OpenAI a récemment lancé des fonctionnalités de gestion des finances personnelles qui permettent à certains utilisateurs de connecter leurs comptes bancaires et leurs comptes de carte de crédit à ChatGPT. Bien que ces outils promettent des analyses personnalisées de la gestion budgétaire et des dépenses, ils ont suscité d’importantes inquiétudes parmi les spécialistes de la protection de la vie privée concernant la sécurité des données financières sensibles.
Intégration et fonctionnalités
Actuellement disponible en avant-première pour les membres ChatGPT Pro basés aux États-Unis — qui s’acquittent d’un abonnement mensuel de 100 dollars —, le service devrait à terme être étendu aux abonnés Plus. Grâce à Plaid, un réseau de données financières largement utilisé, l’IA peut intégrer des informations provenant de plus de 12 000 établissements. Cela permet au chatbot d’évaluer les frais de voyage, d’analyser les services d’abonnement et d’aider les utilisateurs à modéliser divers scénarios financiers. OpenAI souligne que ces connexions sont en lecture seule, ce qui signifie que l’IA ne peut ni effectuer de transactions ni transférer des fonds. De plus, l’entreprise précise que les utilisateurs peuvent rompre ces liens et effacer l’historique de leurs conversations à tout moment.

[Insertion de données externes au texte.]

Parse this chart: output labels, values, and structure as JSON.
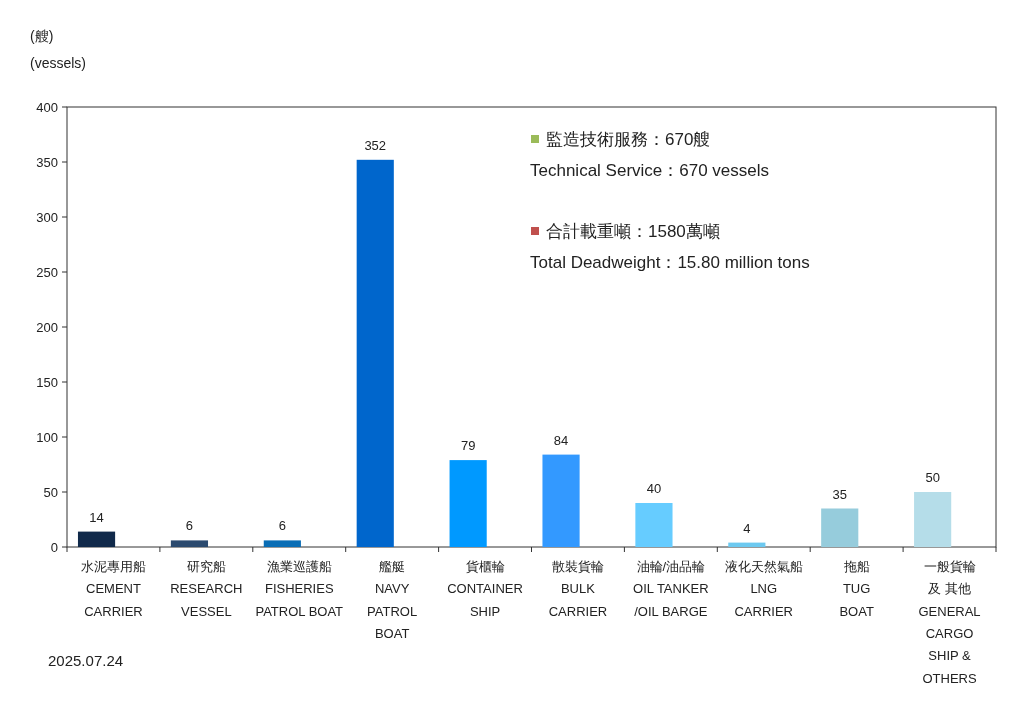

Avertissements des experts concernant la protection des données
Malgré ces mesures de protection, les experts en politique des données appellent à la prudence. Jennifer King, de l’Institut pour l’intelligence artificielle centrée sur l’humain de Stanford, a souligné que les données saisies dans les grands modèles linguistiques pourraient potentiellement être exposées. De même, Harsh Varshney, spécialiste de la sécurité de l’IA chez Google, a comparé le fait de discuter avec une IA publique à l’envoi d’une « carte postale publique », déconseillant de partager des numéros de sécurité sociale, des mots de passe ou des dossiers médicaux. Bien qu’OpenAI propose des contrôles de confidentialité, les détracteurs font valoir que de nombreux utilisateurs ne possèdent peut-être pas les connaissances techniques ou la rigueur nécessaires pour gérer efficacement ces paramètres.

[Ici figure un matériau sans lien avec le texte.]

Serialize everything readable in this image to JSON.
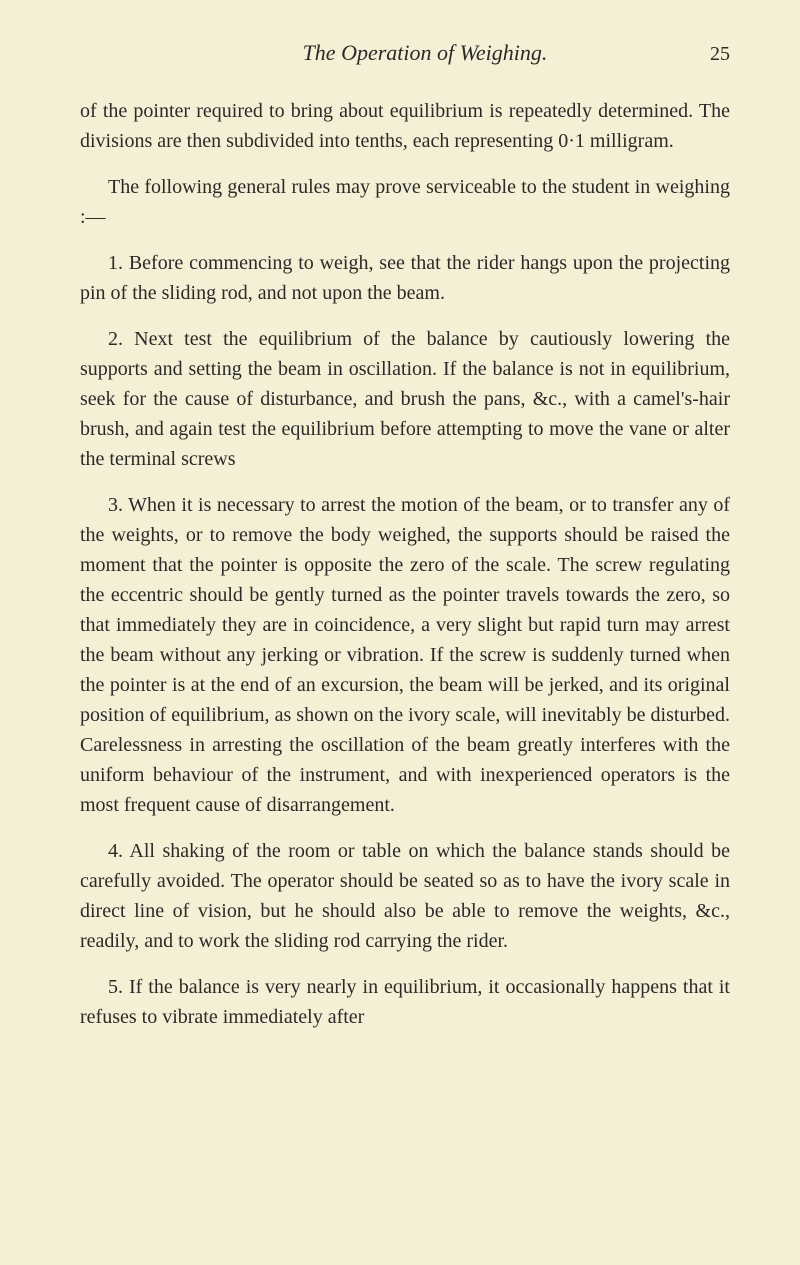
{
  "header": {
    "title": "The Operation of Weighing.",
    "pageNumber": "25"
  },
  "paragraphs": {
    "p1": "of the pointer required to bring about equilibrium is repeatedly determined. The divisions are then subdivided into tenths, each representing 0·1 milligram.",
    "p2": "The following general rules may prove serviceable to the student in weighing :—",
    "p3": "1. Before commencing to weigh, see that the rider hangs upon the projecting pin of the sliding rod, and not upon the beam.",
    "p4": "2. Next test the equilibrium of the balance by cautiously lowering the supports and setting the beam in oscillation. If the balance is not in equilibrium, seek for the cause of disturbance, and brush the pans, &c., with a camel's-hair brush, and again test the equilibrium before attempting to move the vane or alter the terminal screws",
    "p5": "3. When it is necessary to arrest the motion of the beam, or to transfer any of the weights, or to remove the body weighed, the supports should be raised the moment that the pointer is opposite the zero of the scale. The screw regulating the eccentric should be gently turned as the pointer travels towards the zero, so that immediately they are in coincidence, a very slight but rapid turn may arrest the beam without any jerking or vibration. If the screw is suddenly turned when the pointer is at the end of an excursion, the beam will be jerked, and its original position of equilibrium, as shown on the ivory scale, will inevitably be disturbed. Carelessness in arresting the oscillation of the beam greatly interferes with the uniform behaviour of the instrument, and with inexperienced operators is the most frequent cause of disarrangement.",
    "p6": "4. All shaking of the room or table on which the balance stands should be carefully avoided. The operator should be seated so as to have the ivory scale in direct line of vision, but he should also be able to remove the weights, &c., readily, and to work the sliding rod carrying the rider.",
    "p7": "5. If the balance is very nearly in equilibrium, it occasionally happens that it refuses to vibrate immediately after"
  }
}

Risques liés aux conversations vs applications structurées
Si l’infrastructure technique est similaire à celle d’applications de gestion budgétaire bien établies telles que Rocket Money ou Monarch Money, les risques comportementaux sont différents. Les applications conventionnelles sont conçues pour des tâches spécifiques et structurées. En revanche, la nature conversationnelle de ChatGPT peut amener les utilisateurs à divulguer des détails intimes, tels que le stress émotionnel lié à l’endettement ou les frais médicaux privés, qui vont bien au-delà de simples historiques de transactions.
Cette interaction ouverte peut aboutir à la création d’un profil personnel d’une précision alarmante.
Naviguer dans le paysage financier de l’IA
À mesure que l’IA s’intègre de plus en plus profondément dans les logiciels financiers, la distinction entre une application standard et un chatbot s’estompe. Par conséquent, les experts suggèrent que les utilisateurs ne doivent pas nécessairement éviter ces outils, mais plutôt être attentifs aux limites qu’ils fixent. Il existe une différence fondamentale entre utiliser une IA pour identifier des habitudes de dépenses et lui fournir des documents hautement confidentiels ou des identifiants personnels.